The screaming headline (“Tumultuous session ends diversity policy”) in the N&O suggests otherwise, but the fact remains that what the Wake school board majority did yesterday does not end diversity. Rather, it begins a process in which the board, unless it changes course (or is itself changed in the 2011 elections) will try to do away with Wake’s diversity goals over the next nine to 15 months.
That’s what it says in the resolution that the Board, by a 5-4 vote, adopted.
(On the other hand, the N&O stories and photos, and Art Howard’s photo (above), capture the police-state quality of yesterday’s meeting very well. The Majority Five is trying hard to squelch public debate; but the harder they try, the more people are showing up to push back against them.)
Thus far, however, the Majority Five has not amended the Student Assignment Policy (Policy 6200) which includes diverse student populations in every school as one of its goals.
The point is, the battle isn’t over. In fact, it’s just beginning.
At the Great Schools in Wake forum on Saturday, diversity supporter Richard Kahlenburg (senior fellow at the Century Foundation) suggested that Wake County could be divided into a small number of soft assignment zones and still retain diversity as a goal for all of them. Kahlenberg, when I quizzed him on that idea, didn’t want to be pinned down to a specific number of zones, nor did he profess to know the county well enough to say where, exactly, the lines should be drawn.
Still — there are zones, and then there are zones.
A plan could be developed, as Kahlenberg says, to divide Wake into two or three or perhaps four zones while also respecting the need for some rough balance among them (i.e., “diversity”) on the numbers of low-income and low-performing students in each zone. Indeed, the current assignment plan, while it lacks “zone” lines, isn’t far from doing just that.
On the other hand, if John Tedesco has his way, Wake would be split up into about 20 zones, one for each high school, without any regard for diversity. The more zones, the smaller each one will be, and the greater the likelihood that several — in Southeast Raleigh and eastern Wake — will contain only high-poverty neighborhoods.
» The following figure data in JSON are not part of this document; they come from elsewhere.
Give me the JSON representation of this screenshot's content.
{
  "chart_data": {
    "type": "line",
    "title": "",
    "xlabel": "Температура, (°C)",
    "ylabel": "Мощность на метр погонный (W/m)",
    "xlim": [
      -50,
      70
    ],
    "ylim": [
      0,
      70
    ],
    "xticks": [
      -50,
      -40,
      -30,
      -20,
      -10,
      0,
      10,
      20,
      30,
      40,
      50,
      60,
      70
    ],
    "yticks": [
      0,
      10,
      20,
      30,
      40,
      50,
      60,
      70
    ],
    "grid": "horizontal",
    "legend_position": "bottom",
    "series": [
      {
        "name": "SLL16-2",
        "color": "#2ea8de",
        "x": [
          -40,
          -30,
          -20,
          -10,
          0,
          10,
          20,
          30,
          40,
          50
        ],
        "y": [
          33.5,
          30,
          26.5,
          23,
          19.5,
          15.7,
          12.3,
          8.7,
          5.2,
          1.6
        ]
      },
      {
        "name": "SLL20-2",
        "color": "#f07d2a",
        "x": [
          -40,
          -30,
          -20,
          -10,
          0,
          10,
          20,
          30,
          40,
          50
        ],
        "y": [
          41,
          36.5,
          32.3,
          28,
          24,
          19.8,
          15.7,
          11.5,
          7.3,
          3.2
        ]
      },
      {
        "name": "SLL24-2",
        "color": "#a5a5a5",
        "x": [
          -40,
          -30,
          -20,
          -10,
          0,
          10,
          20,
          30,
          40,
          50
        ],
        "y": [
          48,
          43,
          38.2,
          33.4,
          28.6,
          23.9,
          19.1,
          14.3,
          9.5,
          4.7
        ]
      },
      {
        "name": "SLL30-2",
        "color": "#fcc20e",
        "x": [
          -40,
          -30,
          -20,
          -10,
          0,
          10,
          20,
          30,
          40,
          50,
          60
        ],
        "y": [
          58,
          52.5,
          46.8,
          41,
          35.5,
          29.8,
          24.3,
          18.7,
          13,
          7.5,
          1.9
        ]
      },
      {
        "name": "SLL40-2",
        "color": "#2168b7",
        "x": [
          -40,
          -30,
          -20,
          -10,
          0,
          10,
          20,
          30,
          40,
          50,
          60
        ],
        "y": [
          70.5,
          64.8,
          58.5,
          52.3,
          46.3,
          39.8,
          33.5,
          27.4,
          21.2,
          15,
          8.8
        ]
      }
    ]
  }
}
And of course, once the “have” and “have-not” zones are identified (by realtors, and then by home buyers — and sellers), folks with money will desert the have-not zones and they will become even higher-poverty … and eventually, they’ll be all-poverty. That’s how it works everywhere in America where hard-zone lines are used.
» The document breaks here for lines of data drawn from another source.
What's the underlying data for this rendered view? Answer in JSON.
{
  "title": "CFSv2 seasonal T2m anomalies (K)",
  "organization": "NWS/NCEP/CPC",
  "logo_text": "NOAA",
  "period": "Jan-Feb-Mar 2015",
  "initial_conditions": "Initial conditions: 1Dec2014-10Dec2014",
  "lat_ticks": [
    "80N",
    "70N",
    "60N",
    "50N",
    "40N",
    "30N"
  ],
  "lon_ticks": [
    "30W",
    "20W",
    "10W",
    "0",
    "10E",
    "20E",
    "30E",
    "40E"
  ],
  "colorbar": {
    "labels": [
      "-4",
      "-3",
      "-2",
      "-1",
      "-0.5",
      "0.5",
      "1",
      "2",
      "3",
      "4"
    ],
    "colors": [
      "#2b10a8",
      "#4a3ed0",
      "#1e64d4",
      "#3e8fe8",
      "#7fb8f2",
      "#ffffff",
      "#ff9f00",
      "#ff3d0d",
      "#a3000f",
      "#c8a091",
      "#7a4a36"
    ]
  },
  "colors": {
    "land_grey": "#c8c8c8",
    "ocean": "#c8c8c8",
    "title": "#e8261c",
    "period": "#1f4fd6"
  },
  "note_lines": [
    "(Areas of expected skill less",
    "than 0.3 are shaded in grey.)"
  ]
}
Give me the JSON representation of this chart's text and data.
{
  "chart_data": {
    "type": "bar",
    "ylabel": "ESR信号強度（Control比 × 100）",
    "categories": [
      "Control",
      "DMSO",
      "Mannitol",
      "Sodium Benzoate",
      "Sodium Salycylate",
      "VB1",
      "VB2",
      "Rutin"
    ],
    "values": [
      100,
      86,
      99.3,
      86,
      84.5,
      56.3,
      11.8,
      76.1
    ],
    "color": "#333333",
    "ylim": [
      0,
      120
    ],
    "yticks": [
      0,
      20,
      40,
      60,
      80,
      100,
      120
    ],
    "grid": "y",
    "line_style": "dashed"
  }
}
It’s been my theory from the moment I heard that the Majority Five wanted Raleigh attorney Tom Farr as their “special counsel” that Farr would have two jobs:
1) Redraw the lines for the nine school board districts (using the 2010 census data) in time for the 2011 elections.
2) Draw the lines for the school assignment zones.
Farr is an employment lawyer, but his sideline specialty is in legislative apportionment, Republican-style. He’s the man with a computer, the census software, voter-registration software, and making the lines come out so they maximize the number of districts the Republicans can win and minimize the number the Democrats can win. (This usually involves “packing” African-American voters into as few districts as possible.)
I’m not saying the Democrats don’t do the same thing. They do, if they control the redistricting process. But in the case of the school board elections, the school board itself — the Majority Five, in other words — controls it UNLESS …
… UNLESS the General Assembly, in 2011, should decide that the composition of the school board needs a makeover.
If the General Assembly were to determine, e.g., that the board ought to have more districts — 11, say, instead of the current nine — or should have some districts elected at-large, then the General Assembly itself would do the redistricting job.
Something to think about.
In the meantime, though, Farr’s skills may be used (I asked him the question; he declined to answer) on the crafting of community assignment zones per Tedesco’s and the Majority’s Five’s instructions. But that process must be done in public, presumably by Tedesco’s student assignment committee, and will be subjected to intense scrutiny and debate.
It’s in that sense that the process, then, is just starting. It is so not over.